In 2023, Anchorage closed its fourth institutional fund after surpassing its $500 million target. The same year, Anchorage acquired New Zealand–based Green Cross Health, which provides in‑home nursing, personal care, rehabilitation, social support, and household assistance services under the Access Community Health brand. Access Community Health traces its origins to 1927, when members of the Women’s Division of Federated Farmers, known as “bush nurses”, provided healthcare services to people in isolated rural communities. Also in 2023, turnaround plans for Scott's Refrigerated Logistics were hampered due to flooding and the COVID-19 pandemic. The company went into receivership, 1,500 workers were laid off, and plans were made to sell Scott's 500 trucks. Union officials blamed supermarket chain Aldi Süd for refusing to sign a supply chain charter.

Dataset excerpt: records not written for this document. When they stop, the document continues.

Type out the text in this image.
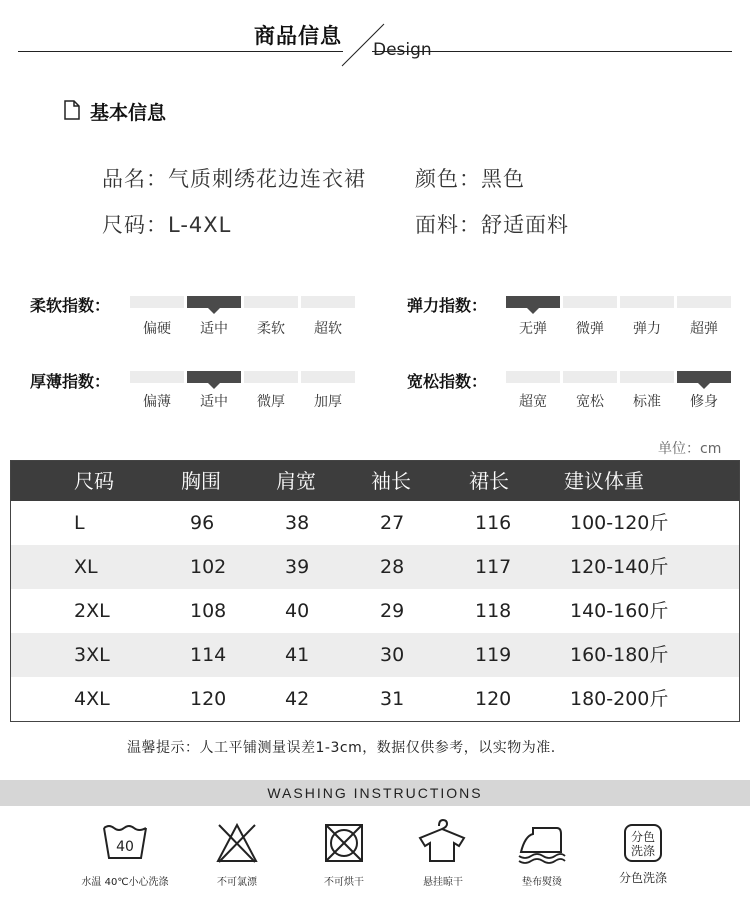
商品信息
Design
基本信息
品名：气质刺绣花边连衣裙 颜色：黑色
尺码：L-4XL	面料：舒适面料
柔软指数：
偏硬	适中	柔软	超软
弹力指数：
无弹	微弹	弹力	超弹
厚薄指数：
偏薄	适中	微厚	加厚
宽松指数：
超宽	宽松	标准	修身
单位：cm
尺码	胸围	肩宽	袖长	裙长	建议体重
L	96	38	27	116	100-120斤
XL	102	39	28	117	120-140斤
2XL	108	40	29	118	140-160斤
3XL	114	41	30	119	160-180斤
4XL	120	42	31	120	180-200斤
温馨提示：人工平铺测量误差1-3cm，数据仅供参考，以实物为准.
WASHING INSTRUCTIONS
40
水温 40℃小心洗涤	不可氯漂	不可烘干	悬挂晾干	垫布熨烫
分色
洗涤
分色洗涤
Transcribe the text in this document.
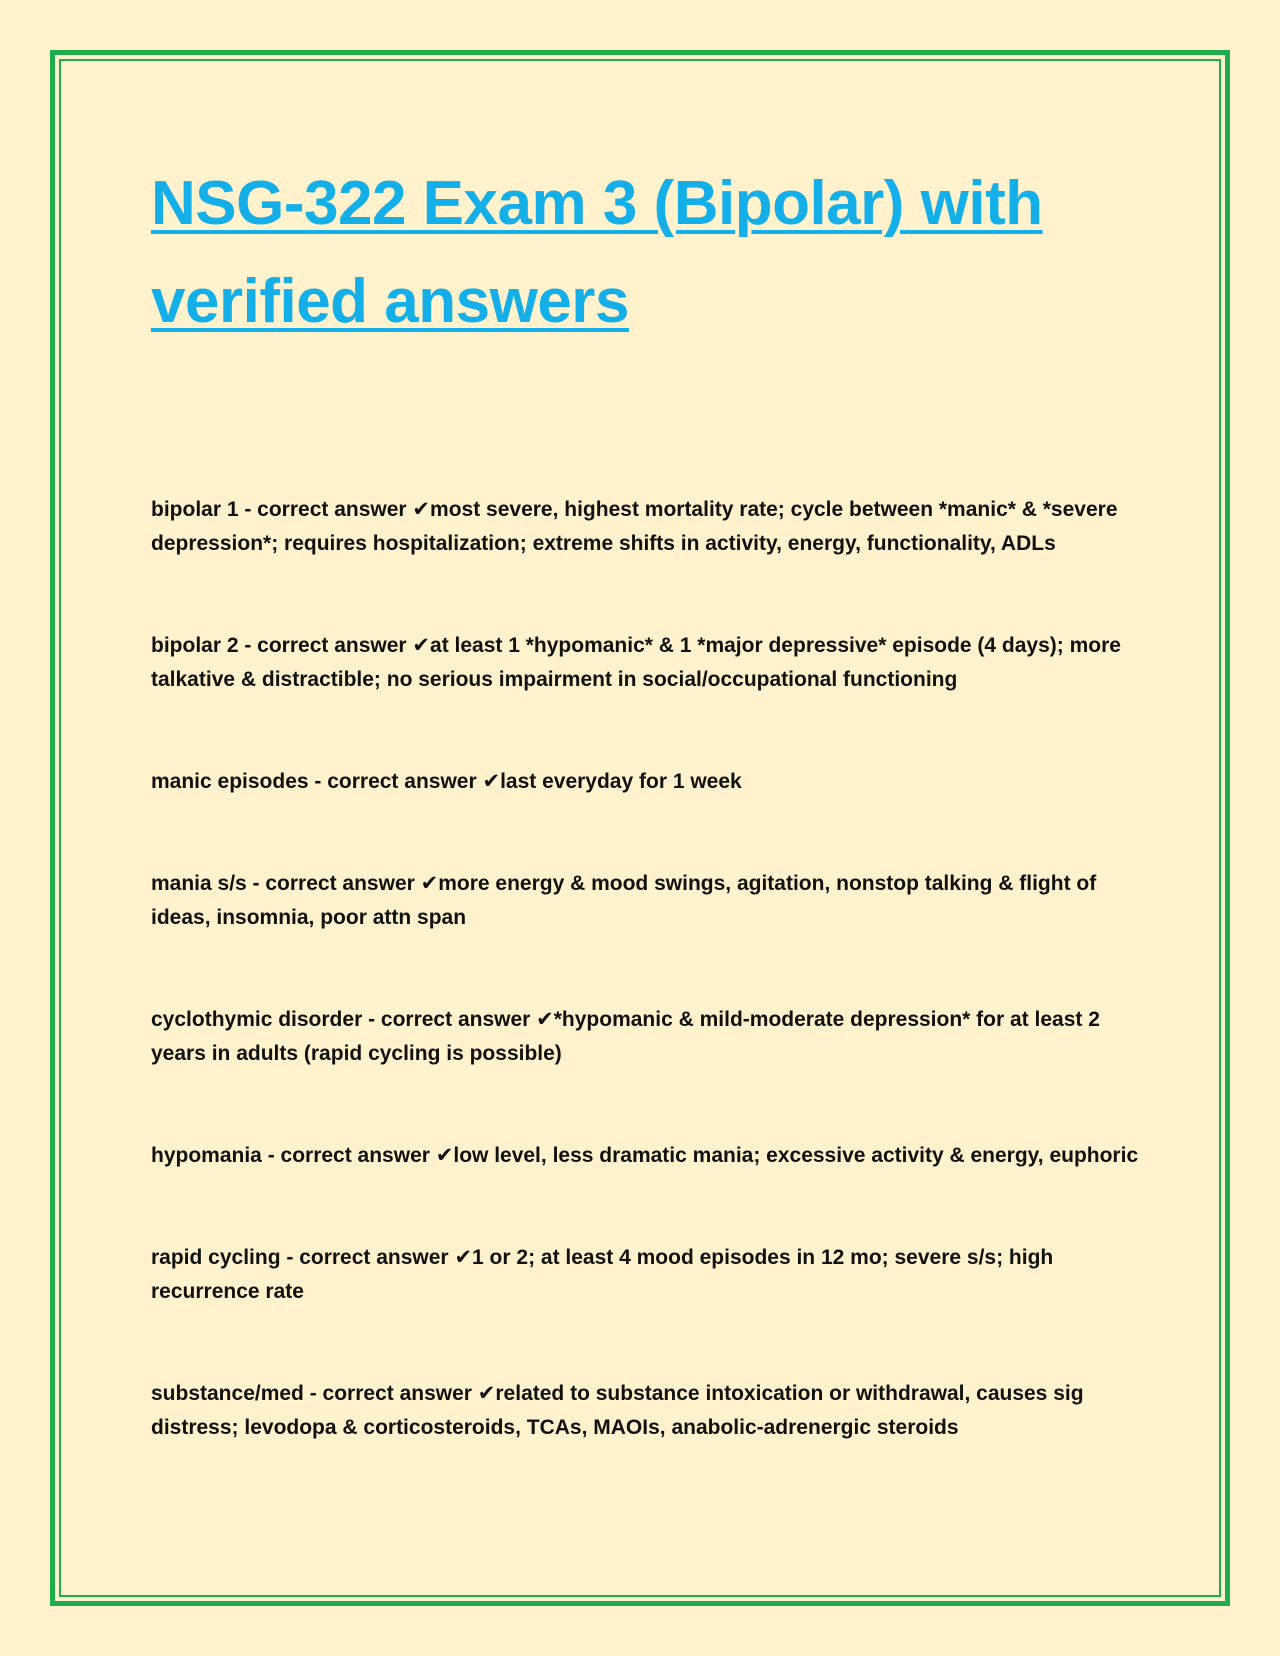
NSG-322 Exam 3 (Bipolar) with verified answers

bipolar 1 - correct answer ✔most severe, highest mortality rate; cycle between *manic* & *severe depression*; requires hospitalization; extreme shifts in activity, energy, functionality, ADLs

bipolar 2 - correct answer ✔at least 1 *hypomanic* & 1 *major depressive* episode (4 days); more talkative & distractible; no serious impairment in social/occupational functioning

manic episodes - correct answer ✔last everyday for 1 week

mania s/s - correct answer ✔more energy & mood swings, agitation, nonstop talking & flight of ideas, insomnia, poor attn span

cyclothymic disorder - correct answer ✔*hypomanic & mild-moderate depression* for at least 2 years in adults (rapid cycling is possible)

hypomania - correct answer ✔low level, less dramatic mania; excessive activity & energy, euphoric

rapid cycling - correct answer ✔1 or 2; at least 4 mood episodes in 12 mo; severe s/s; high recurrence rate

substance/med - correct answer ✔related to substance intoxication or withdrawal, causes sig distress; levodopa & corticosteroids, TCAs, MAOIs, anabolic-adrenergic steroids
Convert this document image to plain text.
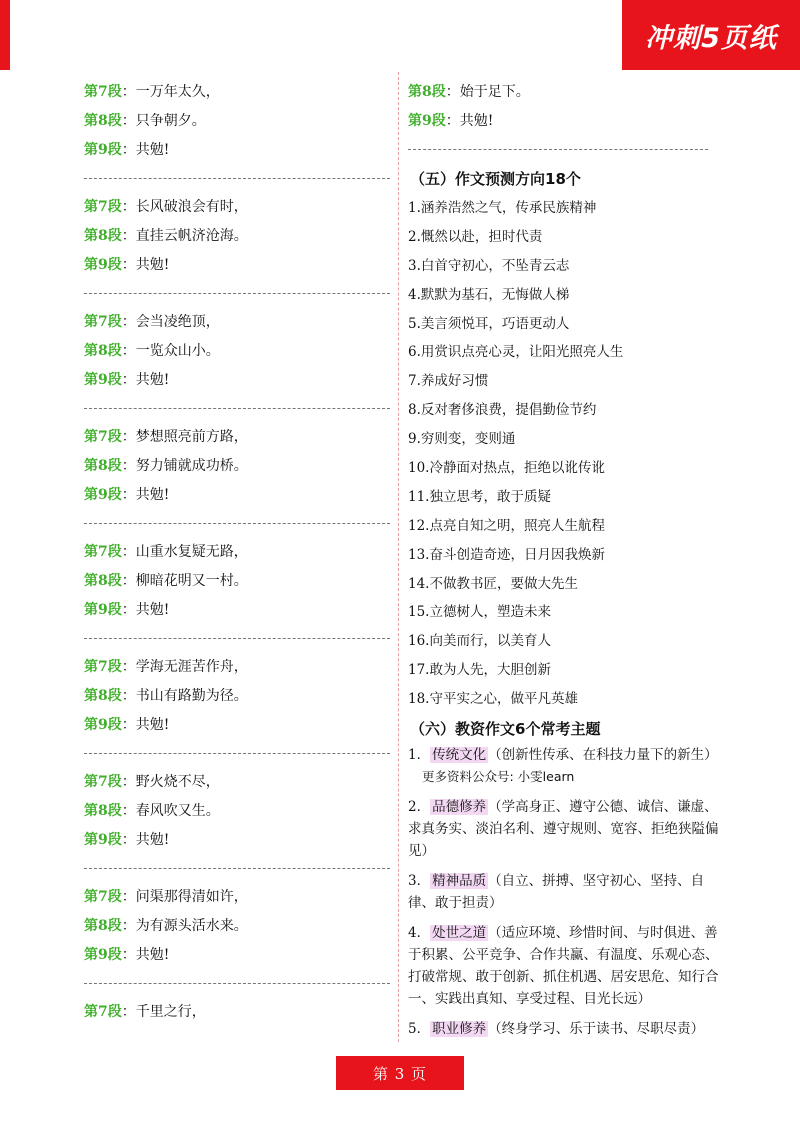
冲刺5页纸
第7段：一万年太久，
第8段：只争朝夕。
第9段：共勉!
第7段：长风破浪会有时，
第8段：直挂云帆济沧海。
第9段：共勉!
第7段：会当凌绝顶，
第8段：一览众山小。
第9段：共勉!
第7段：梦想照亮前方路，
第8段：努力铺就成功桥。
第9段：共勉!
第7段：山重水复疑无路，
第8段：柳暗花明又一村。
第9段：共勉!
第7段：学海无涯苦作舟，
第8段：书山有路勤为径。
第9段：共勉!
第7段：野火烧不尽，
第8段：春风吹又生。
第9段：共勉!
第7段：问渠那得清如许，
第8段：为有源头活水来。
第9段：共勉!
第7段：千里之行，
第8段：始于足下。
第9段：共勉!
（五）作文预测方向18个
1.涵养浩然之气，传承民族精神
2.慨然以赴，担时代责
3.白首守初心，不坠青云志
4.默默为基石，无悔做人梯
5.美言须悦耳，巧语更动人
6.用赏识点亮心灵，让阳光照亮人生
7.养成好习惯
8.反对奢侈浪费，提倡勤俭节约
9.穷则变，变则通
10.冷静面对热点，拒绝以讹传讹
11.独立思考，敢于质疑
12.点亮自知之明，照亮人生航程
13.奋斗创造奇迹，日月因我焕新
14.不做教书匠，要做大先生
15.立德树人，塑造未来
16.向美而行，以美育人
17.敢为人先，大胆创新
18.守平实之心，做平凡英雄
（六）教资作文6个常考主题
1． 传统文化 （创新性传承、在科技力量下的新生）更多资料公众号: 小雯learn
2． 品德修养 （学高身正、遵守公德、诚信、谦虚、求真务实、淡泊名利、遵守规则、宽容、拒绝狭隘偏见）
3． 精神品质 （自立、拼搏、坚守初心、坚持、自律、敢于担责）
4． 处世之道 （适应环境、珍惜时间、与时俱进、善于积累、公平竞争、合作共赢、有温度、乐观心态、打破常规、敢于创新、抓住机遇、居安思危、知行合一、实践出真知、享受过程、目光长远）
5． 职业修养 （终身学习、乐于读书、尽职尽责）
第 3 页
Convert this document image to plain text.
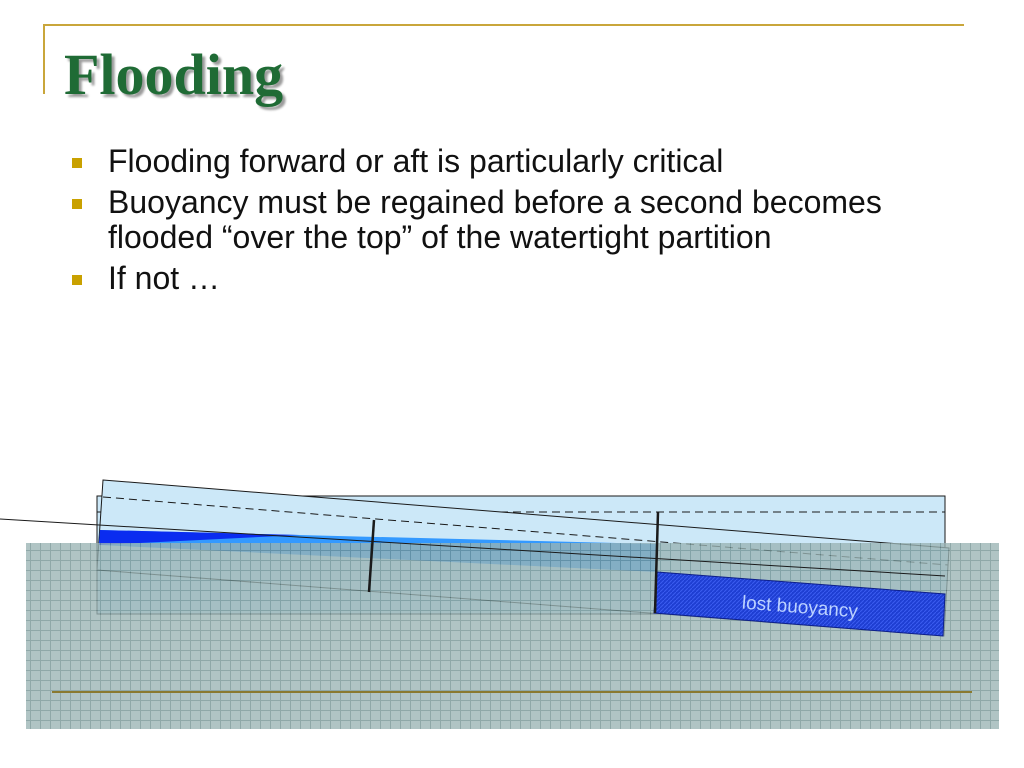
Flooding
Flooding forward or aft is particularly critical
Buoyancy must be regained before a second becomes flooded “over the top” of the watertight partition
If not …
lost buoyancy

A spike in fuel prices caused by the Russian invasion of Ukraine also hurt profitability.

In 2026, Anchorage agreed to acquire 100 per cent of HMA International, an Australian industrial products and services group, via a scheme of arrangement.

== Portfolio ==
As at December 2025, Anchorage was estimated to manage over $1 billion in assets under management. Previous funds were speculated to have generated returns of over 40 per cent.

Notable former investments include Brand Collective, Burger King, Dick Smith, Golden Circle, RailFirst and Total Eden. Other investments have been in a diverse range of industries such as childcare, facilities management, manufacturing, industrials, technology services and telecommunications.

| Fund | Year closed | Capital |
|---|---|---|
| Anchorage Capital Partners Fund I | 2008 | $200 million |
| Anchorage Capital Partners Fund II | 2013 | $250 million |
| Anchorage Capital Partners Fund III | 2017 | $350 million |
| Anchorage Capital Partners Fund IV | 2023 | $500 million |

== Ability First Australia ==

Anchorage Capital Partners is associated with Ability First Australia, a not‑for‑profit alliance of disability service providers. Ability First Australia comprises 14 member organisations and states that its members collectively support approximately 20 per cent of participants in the National Disability Insurance Scheme, employ more than 30,000 staff, and deliver services valued at about $2.4 billion annually.